Mac OS X Trojan found
Multiple variants of a new 'Trojan Horse', designed to allow a malicious user complete remote access to a Mac OS X system have been discovered in the wild earlier this week according to makers of Mac anti-spyware and anti-virus solutions SecureMac. Dubbed 'Applescript.THT Trojan' and disguised as an application bundle called 'AStht_v06' (3.1MB in size), the malware seemingly originated, and is distributed via a 'hacker' website, as well as Limewire and iChat. Post system infiltration, the malicious script can reportedly "log keystrokes, take pictures with the built-in Apple iSight camera, take screenshots, and turn on file sharing". A 'copy cat' program based on the OS X Remote Management exploit was discovered earlier this week.
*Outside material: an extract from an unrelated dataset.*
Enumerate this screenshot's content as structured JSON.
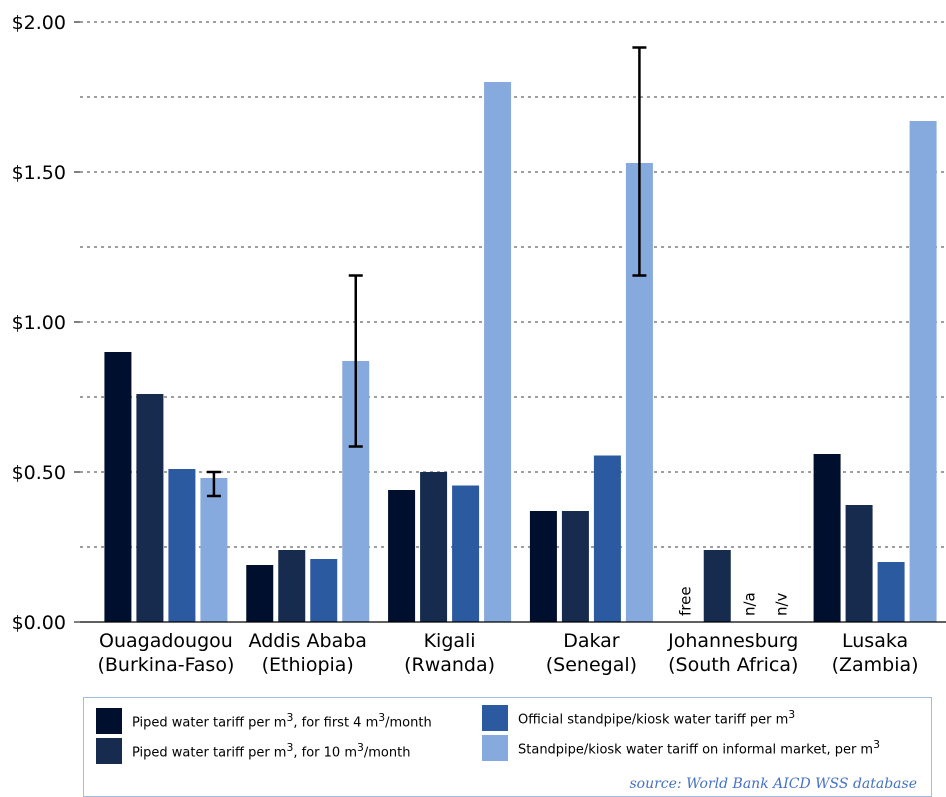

Apple's recent QuickTime 7.4.5 release includes exploit prevention mechanisms designed to block attacks from hackers, according to a recent report from eWeek. QuickTime for Windows Vista now features ASLR (address space layout randomization), technology that randomly arranges key data addresses to prevent developers of malware from predicting targets. ASLR is already used by Mac OS X Leopard to reduce the effectiveness of exploit attempts.
Code crashes iPhone 1.1.4
A new exploit has surfaced for the iPhone's Safari browser that, while drawing parallels to an earlier issue, requires no user input to function. According to iPhone World, the vulnerability is triggered by previously conceived code that has been refined in the above manner. The issue affects firmware version 1.1.4 iPhones, and presumably previous versions. Safari on the Mac and PC were also affected by this vulnerability, but it was recently fixed in Safari 3.1, released today.
New iPhone 1.1.2 unlock
An iPhone hacker has discovered a new way to unlock Apple's iPhone firmware version 1.1.2 without the need to downgrade to a prior firmware revision and then re-upgrade after unlocking the device. The unlock technique relies on a bug that allows hackers to erase the contents of memory within a range of specific addresses, coupled with a second bug that allows users to copy data before validation occurs.
iPhone DoS surfaces
An exploit for Apple's iPhone has surfaced that can crash the device when unsuspecting users visit a maliciously crafted Web page. SecurityFocus notes that successful attacks cause a kernel panic, crashing the iPhone which could ultimately lead to remote code execution. The firm states that iPhone firmware version 1.1.2 and 1.1.3 are both affected, and suggest that other versions may also be vulnerable.
QuickTime 7.2 exploit
Symantec has notified DeepSight customers that a bug in QuickTime's Real Time Streaming protocol can lead towards the execution of malicious code on any computer running QuickTime 7.2 or later, and that a working proof-of-concept set of code being circulated on the internet. Computerworld reports that the bug was originally posted on milw0rm.com, and that the exploit code had worked when tested against Windows XP and later in Vista. Mac OS X 10.4 Tiger and 10.5 Leopard are said to be vulnerable as well, but took considerably more time for researches to craft a reliable, working exploit.